Niecodzienną sytuacją jest by podsumowywać zmagania ligowców aż dwa tygodnie po zakończeniu rozgrywek. Jednak w tym sezonie w „najciekawszej lidze” działo się bardzo wiele. I to nie tylko na lokalnych boiskach
W dniu zakończenia rozgrywek wszystko wskazywało na to, że ligę wygra Omega Stary Zamość, która o jeden punkt wyprzedziła Błękitnych Obsza. Jednak szóstego lipca Najwyższa Komisja Odwoławcza Polskiego Związku Piłki Nożnej zadecydowała, że Błękitni odzyskają trzy punkty za wygrany 3:1 mecz z Andorią Mircze, który przez lokalny ZPN został zweryfikowany jako walkower na niekorzyść ekipy z Obszy. A to diametralnie zmieniło układ w tabeli.
Ostatecznie pierwsze miejsce w Keeza zamojskiej klasie okręgowej zajęli Błękitni i to oni kosztem Omegi mogą przygotowywać się do gry w Hummel IV lidze. Natomiast wspomniana Andoria osunęła się na 12 miejsce w ligowej tabeli, które oznacza spadek. Natomiast kosztem ekipy z Mircza w lidze utrzymała się Victoria Łukowa.
Pozostałymi spadkowiczami okazały się zespoły Tura Turobin, Sparty Łabunie, Roztocza Szczebrzeszyn i Metalowca Goraj. Pierwsze trzy z wymienionych ekip z degradacją pogodziły się już na kilka kolejek przed końcem rozgrywek. Drużyna z Goraja o ligowy byt walczyła w zasadzie do samego końca, ale również ostatecznie musiała przełknąć gorzką pigułkę.
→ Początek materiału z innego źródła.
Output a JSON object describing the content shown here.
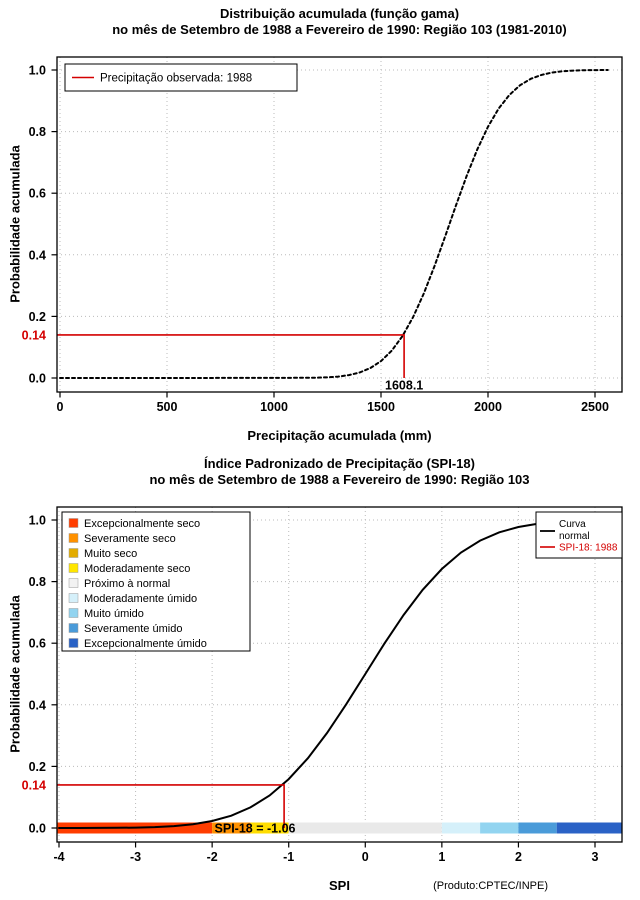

Jesienią zdecydowanie poniżej oczekiwań spisywała się Łada 1945 Biłgoraj. Drugim rozczarowaniem była postawa Pogoni 96 Łaszczówka. Tymczasem obie te drużyny zanotowały kapitalną wiosnę. Ekipa trenera Jarosława Czarnieckiego dzięki świetnej grze ostatecznie rzutem na taśmę wywalczyła podium rozgrywek. Natomiast zespół dowodzony przez Jerzego Bojko ze strefy spadkowej zdołał wywindować się na szóstą lokatę i w świetnych nastrojach zakończył rozgrywki.